After getting potential investors, it is advisable to go through their terms and identify those who have requirements that suit the project needs. Some investors may have hidden costs and funds processing fees which may be too expensive for the property developers or project owners. The next step is for the two or more parties to enter into joint venture agreements.
This is a legal document that spells out the various roles of the two parties and how they will work together so as to achieve the objectives and goals of the joint venture. A good agreement should be detailed and clear. It is important to get a professional lawyer who is well experienced in such agreements. This ensures that both parties are well informed before they get into that agreement.
After the two parties have accepted the terms of the agreement, a special purpose vehicle is formed. This company will be directly responsible for the project. The two parties form a board that will appoint the project managers, contractors and suppliers. It is important that the two groups work together transparently so as to ensure that the objectives of the joint venture are attained within the stipulated time.
In this model two groups enter into a legal agreement to pull resources for the completion of a particular project. In many cases the parties may share the profits and liabilities sixty forty or seventy thirty. When one has a prime piece of land, they can source for funding through a joint venture. In such a case they can provide the land where as the other group provides the finances required for developing the land.

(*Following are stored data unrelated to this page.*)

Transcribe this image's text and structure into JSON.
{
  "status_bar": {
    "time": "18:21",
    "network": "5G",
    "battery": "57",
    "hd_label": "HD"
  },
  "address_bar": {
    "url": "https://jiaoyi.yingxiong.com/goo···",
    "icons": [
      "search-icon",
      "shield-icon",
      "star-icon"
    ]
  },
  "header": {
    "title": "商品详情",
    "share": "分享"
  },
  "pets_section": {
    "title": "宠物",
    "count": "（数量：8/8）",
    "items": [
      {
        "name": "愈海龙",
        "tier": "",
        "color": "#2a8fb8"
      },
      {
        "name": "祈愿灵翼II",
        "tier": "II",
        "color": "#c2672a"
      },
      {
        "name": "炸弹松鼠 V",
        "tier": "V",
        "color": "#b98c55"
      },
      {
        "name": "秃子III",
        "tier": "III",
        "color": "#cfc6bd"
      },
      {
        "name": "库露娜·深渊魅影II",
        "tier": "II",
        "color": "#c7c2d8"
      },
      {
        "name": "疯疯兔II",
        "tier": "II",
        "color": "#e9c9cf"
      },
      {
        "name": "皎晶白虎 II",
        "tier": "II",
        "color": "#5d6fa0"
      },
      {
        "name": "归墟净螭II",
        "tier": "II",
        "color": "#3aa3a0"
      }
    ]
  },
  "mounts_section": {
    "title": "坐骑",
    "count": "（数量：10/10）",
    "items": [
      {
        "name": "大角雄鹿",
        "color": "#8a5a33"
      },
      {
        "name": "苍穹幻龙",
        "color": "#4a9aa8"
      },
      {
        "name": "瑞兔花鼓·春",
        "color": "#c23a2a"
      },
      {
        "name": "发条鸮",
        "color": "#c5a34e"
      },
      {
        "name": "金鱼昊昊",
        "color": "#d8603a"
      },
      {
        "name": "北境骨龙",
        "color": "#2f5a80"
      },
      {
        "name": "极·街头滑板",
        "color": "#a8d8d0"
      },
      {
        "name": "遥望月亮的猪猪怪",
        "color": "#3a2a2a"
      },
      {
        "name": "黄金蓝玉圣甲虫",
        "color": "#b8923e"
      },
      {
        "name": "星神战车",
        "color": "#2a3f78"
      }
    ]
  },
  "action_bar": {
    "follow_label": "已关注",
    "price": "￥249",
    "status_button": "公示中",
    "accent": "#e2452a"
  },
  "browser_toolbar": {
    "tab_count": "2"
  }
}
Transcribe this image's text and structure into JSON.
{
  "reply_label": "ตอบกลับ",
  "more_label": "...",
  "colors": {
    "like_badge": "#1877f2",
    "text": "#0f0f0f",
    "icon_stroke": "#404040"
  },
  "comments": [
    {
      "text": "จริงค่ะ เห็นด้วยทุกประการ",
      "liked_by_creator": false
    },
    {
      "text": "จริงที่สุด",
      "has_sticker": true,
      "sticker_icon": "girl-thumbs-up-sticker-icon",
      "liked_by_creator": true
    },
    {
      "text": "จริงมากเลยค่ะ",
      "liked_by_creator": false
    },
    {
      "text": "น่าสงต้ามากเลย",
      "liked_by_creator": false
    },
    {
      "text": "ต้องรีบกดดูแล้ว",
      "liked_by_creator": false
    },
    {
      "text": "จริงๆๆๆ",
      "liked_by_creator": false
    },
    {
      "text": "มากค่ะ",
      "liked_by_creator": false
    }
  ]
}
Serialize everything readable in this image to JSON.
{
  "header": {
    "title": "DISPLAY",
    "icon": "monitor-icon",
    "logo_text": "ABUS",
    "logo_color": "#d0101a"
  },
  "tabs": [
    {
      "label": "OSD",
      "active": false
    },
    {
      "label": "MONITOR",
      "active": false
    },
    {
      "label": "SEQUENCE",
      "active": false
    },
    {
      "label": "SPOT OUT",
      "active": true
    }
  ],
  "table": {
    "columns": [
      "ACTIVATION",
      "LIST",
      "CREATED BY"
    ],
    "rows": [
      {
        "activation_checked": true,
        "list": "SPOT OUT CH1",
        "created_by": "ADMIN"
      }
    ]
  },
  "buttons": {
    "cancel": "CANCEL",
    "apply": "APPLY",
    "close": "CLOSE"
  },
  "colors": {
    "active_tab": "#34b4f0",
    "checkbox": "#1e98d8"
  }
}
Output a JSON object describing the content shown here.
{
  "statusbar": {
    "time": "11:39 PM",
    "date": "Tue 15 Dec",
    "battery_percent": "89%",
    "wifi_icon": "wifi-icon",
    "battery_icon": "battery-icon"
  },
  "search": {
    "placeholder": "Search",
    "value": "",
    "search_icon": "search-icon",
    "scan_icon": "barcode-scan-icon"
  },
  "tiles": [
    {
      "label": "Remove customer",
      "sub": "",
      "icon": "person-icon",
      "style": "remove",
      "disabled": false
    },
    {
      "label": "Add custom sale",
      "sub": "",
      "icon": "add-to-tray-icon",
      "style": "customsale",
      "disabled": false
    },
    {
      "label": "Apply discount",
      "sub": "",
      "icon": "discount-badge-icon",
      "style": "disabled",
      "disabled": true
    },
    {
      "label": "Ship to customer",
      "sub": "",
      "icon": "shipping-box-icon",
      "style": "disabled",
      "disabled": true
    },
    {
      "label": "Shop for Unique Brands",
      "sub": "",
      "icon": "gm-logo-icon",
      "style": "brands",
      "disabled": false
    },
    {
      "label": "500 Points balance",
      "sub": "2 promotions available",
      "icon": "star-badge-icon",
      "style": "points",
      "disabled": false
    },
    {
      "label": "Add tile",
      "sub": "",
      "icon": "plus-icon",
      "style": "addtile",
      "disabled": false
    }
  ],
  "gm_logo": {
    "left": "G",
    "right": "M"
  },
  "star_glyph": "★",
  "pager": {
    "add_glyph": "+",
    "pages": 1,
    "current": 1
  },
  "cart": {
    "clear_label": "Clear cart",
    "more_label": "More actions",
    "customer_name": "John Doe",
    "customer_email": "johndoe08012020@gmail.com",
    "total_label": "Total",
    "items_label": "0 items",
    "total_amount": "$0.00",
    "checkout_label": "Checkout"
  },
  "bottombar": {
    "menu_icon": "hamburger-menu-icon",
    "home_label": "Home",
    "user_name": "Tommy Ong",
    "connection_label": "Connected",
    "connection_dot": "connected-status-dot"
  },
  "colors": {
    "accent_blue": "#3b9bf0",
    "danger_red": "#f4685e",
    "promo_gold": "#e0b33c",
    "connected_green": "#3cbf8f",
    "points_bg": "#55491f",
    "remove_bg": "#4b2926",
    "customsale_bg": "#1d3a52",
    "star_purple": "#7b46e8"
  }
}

Another common way of financing a project is by getting a loan from a local or international bank. Although many people consider this approach strait forward, the terms often given by banks and other lending institutions make it difficult for people to access such loan facilities. In many cases, one may feel that the interest charged is too high thus discouraging many from using this particular approach.
Joint venture model can be used for different business projects, thus many people would prefer to go this way. It is important to note that this model is not restricted to large companies only, also small and medium sized companies can use this kind of project funding option to increase their productivity and capacity. One of the most rewarding benefits of joint ventures is that it can result to faster growth.
In the case of real estate development projects, the property owners are required to have already come up with architectural and structural design drawings complete with bill of quantities. It is important to note that most financiers require that all state and environmental approvals should have been done before the proposal is submitted for consideration.
After getting potential investors, it is advisable to go through their terms and identify those who have requirements that suit the project needs. Some investors may have hidden costs and funds processing fees which may be too expensive for the property developers or project owners. The next step is for the two or more parties to enter into joint venture agreements.
This is a legal document that spells out the various roles of the two parties and how they will work together so as to achieve the objectives and goals of the joint venture. A good agreement should be detailed and clear. It is important to get a professional lawyer who is well experienced in such agreements. This ensures that both parties are well informed before they get into that agreement.
After the two parties have accepted the terms of the agreement, a special purpose vehicle is formed. This company will be directly responsible for the project. The two parties form a board that will appoint the project managers, contractors and suppliers. It is important that the two groups work together transparently so as to ensure that the objectives of the joint venture are attained within the stipulated time.